Seems to me that it should not be necessary to use booleans in this way to prevent subsequent execution despite knowing factually that none of the dependencies have changed, and i suspect it goes against best practices in a React application.

Looking at the React documentation, it seems that React sort of suggests that it is ok to note taken from React site

NOTE: It may also be the case that i am running into multiple useEffect execution issues due to the following issue, still open at the time of this writing, on github surrounding Restrict Mode which may be causing my hooks to execute unexpectedly: github issue can anyone confirm if this could be true?

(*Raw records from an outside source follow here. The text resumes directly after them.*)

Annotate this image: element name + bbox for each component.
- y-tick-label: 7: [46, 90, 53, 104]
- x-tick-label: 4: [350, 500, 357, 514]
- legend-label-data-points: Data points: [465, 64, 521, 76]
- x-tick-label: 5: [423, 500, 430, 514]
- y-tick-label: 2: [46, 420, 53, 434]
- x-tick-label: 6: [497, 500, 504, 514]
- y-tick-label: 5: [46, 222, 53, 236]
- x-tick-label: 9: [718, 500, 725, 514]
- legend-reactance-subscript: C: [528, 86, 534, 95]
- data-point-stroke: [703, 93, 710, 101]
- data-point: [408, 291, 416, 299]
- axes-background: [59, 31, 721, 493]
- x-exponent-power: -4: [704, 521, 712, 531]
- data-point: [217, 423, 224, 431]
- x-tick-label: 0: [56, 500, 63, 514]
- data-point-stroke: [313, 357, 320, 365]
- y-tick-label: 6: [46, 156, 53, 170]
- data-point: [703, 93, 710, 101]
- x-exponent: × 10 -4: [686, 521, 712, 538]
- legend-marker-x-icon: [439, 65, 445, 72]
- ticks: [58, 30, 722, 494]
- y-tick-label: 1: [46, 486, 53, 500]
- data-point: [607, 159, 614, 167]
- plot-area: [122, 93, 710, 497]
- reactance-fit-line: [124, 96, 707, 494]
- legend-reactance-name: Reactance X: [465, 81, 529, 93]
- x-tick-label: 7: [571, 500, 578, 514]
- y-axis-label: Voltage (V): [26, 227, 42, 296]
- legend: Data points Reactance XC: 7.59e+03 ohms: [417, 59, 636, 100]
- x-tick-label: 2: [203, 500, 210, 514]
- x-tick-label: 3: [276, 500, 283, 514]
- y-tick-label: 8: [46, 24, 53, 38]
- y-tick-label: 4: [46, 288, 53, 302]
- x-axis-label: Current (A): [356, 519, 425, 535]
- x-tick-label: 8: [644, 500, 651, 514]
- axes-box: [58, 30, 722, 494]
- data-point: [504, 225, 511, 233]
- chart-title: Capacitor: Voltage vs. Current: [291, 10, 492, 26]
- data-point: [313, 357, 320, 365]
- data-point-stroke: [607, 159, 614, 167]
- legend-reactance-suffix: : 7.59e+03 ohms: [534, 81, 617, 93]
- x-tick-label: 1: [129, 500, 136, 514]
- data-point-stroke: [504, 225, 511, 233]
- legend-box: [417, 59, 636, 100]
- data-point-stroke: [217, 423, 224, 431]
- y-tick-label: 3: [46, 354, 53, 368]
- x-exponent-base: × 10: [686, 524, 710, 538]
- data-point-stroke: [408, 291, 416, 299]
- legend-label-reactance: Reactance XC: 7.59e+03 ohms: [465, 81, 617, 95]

CodePudding user response:

As mentioned in the docs, strict mode in react 18 got stricter, and therefore will mount and unmount your component in dev mode only. React will not re-run useEffect unless dependencies have changed. To debug this, here's what I suggest:

  1. Disable strict mode and try to reproduce the issue, see if it's just strict mode
  2. If that doesn't do it, verify that your dependencies haven't changed due to a parent re-render
  3. Finally, check the type of your dependencies, people have run into situations with with object types, that when a new object is created, useEffect would re-run

That's how I'd go about it.

CodePudding user response:

If you add a dependency to useEffect's array, it won't run until that dependency changes. So maybe the dependency is state variable that got updated or your dependency is a reference type which means that it will be recreated again (in this case wrap it with useCallback hook) or maybe a parent component re-renders which causes this component to re-render again.